Chapter 20 Density-Based Clustering Methods

In this last chapter dealing with local patterns, density-based clustering methods are considered. These approaches search the data for high density subregions of arbitrary shape, separated by low-density regions. Alternatively, the elevated regions can be interpreted as modes in the spatial distribution over the support of the observations.

The methods covered form a transition between the local spatial autocorrelation statistics and the regionalization methods considered in Volume 2. They pertain primarily to point patterns, but can also be extended to a full multivariate setting. At first sight, density-based clustering methods may seem similar to spatially constrained clustering, but they are not quite the same. In contrast to the regionalization methods considered in Volume 2, the result of density based clustering does not necessarily yield a complete partitioning of the data. In a sense, the density-based cluster methods are thus similar in spirit to the identification of clusters by means of local spatial autocorrelation statistics, although they are not formulated as hypothesis tests. Therefore, these methods are included in the discussion of local spatial autocorrelation, rather than with the regionalization methods considered in Volume 2.

Attempts to discover high density regions in the data distribution go back to the classic paper on mode analysis by Wishart (1969), and its refinement in Hartigan (1975). In the literature, these methods are also referred to as bump hunting, i.e., looking for bumps (high regions) in the data distribution.

In this chapter, the focus is on the application of density-based clustering methods to the geographic location of points, but the methods can be generalized to locations in high-dimensional attribute space as well.
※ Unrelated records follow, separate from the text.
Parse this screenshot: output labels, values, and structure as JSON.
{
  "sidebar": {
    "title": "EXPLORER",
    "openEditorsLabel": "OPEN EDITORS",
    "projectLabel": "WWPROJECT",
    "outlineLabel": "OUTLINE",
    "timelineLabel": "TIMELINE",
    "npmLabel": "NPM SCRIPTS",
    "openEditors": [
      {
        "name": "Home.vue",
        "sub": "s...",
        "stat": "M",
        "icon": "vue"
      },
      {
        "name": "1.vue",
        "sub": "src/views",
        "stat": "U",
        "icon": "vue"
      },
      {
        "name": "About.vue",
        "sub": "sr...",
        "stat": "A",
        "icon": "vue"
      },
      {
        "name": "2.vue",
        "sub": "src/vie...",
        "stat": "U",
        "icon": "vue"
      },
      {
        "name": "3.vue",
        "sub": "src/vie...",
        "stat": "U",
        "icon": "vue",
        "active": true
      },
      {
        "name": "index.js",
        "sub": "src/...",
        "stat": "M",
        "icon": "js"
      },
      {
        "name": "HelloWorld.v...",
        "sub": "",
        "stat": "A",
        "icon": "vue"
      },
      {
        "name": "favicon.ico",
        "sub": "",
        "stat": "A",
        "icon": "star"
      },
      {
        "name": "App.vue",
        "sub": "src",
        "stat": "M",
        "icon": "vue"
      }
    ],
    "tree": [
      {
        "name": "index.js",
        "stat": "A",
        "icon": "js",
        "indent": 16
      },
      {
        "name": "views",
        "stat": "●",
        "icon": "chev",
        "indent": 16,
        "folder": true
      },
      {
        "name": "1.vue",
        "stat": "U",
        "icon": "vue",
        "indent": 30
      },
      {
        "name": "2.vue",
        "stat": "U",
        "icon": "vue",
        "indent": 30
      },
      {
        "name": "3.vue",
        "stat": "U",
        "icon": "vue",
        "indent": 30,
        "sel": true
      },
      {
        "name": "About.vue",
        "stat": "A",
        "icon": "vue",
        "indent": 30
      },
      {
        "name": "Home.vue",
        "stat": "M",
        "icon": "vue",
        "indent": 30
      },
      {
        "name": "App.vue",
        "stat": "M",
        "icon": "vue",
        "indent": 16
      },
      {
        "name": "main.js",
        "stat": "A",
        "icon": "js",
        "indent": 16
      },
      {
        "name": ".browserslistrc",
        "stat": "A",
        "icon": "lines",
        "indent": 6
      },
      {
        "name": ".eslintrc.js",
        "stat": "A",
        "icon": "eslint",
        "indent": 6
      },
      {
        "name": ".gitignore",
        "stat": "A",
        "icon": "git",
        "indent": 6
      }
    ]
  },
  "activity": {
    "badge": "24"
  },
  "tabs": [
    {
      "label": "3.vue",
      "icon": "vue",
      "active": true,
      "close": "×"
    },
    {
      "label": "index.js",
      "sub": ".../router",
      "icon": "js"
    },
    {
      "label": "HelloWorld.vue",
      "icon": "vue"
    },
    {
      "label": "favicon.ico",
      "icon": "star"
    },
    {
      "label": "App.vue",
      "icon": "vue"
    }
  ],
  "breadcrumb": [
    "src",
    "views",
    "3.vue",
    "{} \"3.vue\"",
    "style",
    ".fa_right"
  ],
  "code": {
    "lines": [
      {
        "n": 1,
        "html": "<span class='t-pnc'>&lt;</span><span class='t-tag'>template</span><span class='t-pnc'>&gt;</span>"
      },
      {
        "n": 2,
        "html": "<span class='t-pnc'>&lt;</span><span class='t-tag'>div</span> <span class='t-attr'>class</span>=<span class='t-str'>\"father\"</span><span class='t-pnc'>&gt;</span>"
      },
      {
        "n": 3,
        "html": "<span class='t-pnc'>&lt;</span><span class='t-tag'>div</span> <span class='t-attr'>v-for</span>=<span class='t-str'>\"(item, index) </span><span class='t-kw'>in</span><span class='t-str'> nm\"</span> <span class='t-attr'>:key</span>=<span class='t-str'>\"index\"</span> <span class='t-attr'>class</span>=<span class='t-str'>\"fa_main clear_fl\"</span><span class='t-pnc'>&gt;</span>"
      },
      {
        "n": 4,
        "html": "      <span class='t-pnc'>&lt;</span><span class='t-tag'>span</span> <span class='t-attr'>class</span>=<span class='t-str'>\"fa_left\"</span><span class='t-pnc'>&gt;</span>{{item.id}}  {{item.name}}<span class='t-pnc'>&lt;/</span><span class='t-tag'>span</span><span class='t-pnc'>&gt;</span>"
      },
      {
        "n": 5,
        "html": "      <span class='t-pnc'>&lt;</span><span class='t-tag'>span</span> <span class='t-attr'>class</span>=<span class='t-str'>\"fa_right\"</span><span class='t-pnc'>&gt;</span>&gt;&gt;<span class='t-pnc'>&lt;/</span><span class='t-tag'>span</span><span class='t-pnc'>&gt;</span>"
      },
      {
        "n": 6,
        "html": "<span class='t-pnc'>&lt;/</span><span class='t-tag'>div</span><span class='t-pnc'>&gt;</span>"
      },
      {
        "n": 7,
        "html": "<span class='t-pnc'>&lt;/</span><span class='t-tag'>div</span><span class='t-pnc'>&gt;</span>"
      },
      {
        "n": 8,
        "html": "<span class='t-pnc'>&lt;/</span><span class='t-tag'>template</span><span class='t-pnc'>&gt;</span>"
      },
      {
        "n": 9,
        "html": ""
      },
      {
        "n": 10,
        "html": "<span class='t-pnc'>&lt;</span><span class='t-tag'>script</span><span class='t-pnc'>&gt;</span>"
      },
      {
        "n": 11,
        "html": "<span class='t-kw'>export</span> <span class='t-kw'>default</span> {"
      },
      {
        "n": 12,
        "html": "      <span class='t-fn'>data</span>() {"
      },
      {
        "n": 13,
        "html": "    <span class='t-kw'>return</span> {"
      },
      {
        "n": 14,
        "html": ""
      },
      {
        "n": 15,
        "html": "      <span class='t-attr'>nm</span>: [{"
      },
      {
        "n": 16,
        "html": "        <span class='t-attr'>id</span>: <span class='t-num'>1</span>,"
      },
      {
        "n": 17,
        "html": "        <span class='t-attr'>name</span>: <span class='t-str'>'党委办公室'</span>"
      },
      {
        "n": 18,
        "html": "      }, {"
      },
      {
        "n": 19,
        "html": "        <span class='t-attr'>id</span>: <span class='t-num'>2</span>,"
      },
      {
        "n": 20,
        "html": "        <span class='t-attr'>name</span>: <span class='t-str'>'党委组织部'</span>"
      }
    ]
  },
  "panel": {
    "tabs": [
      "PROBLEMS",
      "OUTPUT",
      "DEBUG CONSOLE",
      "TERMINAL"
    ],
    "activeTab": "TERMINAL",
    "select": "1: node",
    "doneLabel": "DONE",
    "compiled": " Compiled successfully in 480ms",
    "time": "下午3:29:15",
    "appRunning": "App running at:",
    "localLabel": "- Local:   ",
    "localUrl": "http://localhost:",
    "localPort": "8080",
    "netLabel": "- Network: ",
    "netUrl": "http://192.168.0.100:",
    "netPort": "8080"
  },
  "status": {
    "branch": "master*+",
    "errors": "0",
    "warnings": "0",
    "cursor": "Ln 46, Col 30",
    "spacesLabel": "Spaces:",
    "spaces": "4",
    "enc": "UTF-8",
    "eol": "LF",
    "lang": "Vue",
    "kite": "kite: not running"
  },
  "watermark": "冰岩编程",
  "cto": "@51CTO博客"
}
Four approaches are considered. First is a simple heat map as a uniform density kernel centered on each location. The logic behind this graph is similar to that of Openshaw’s Geographical Analysis Machine (Openshaw et al. 1987) and the approach taken in spatial scan statistics (Kulldorff 1997), i.e., a simple count of the points within the given radius. This is also the main idea behind the Getis-Ord local statistics considered in Chapter 17.

The remaining methods are all related to DBSCAN (Ester et al. 1996), i.e., Density Based Spatial Clustering of Applications with Noise. Both the original DBSCAN is outlined, as well as its improved version, referred to as DBSCAN*, and its Hierarchical version, referred to as HDBSCAN, or, sometimes, HDBSCAN* (Campello, Moulavi, and Sander 2013; Campello et al. 2015).

The methods are illustrated with the Italy Community Banks sample data set that contains the locations of 261 community banks.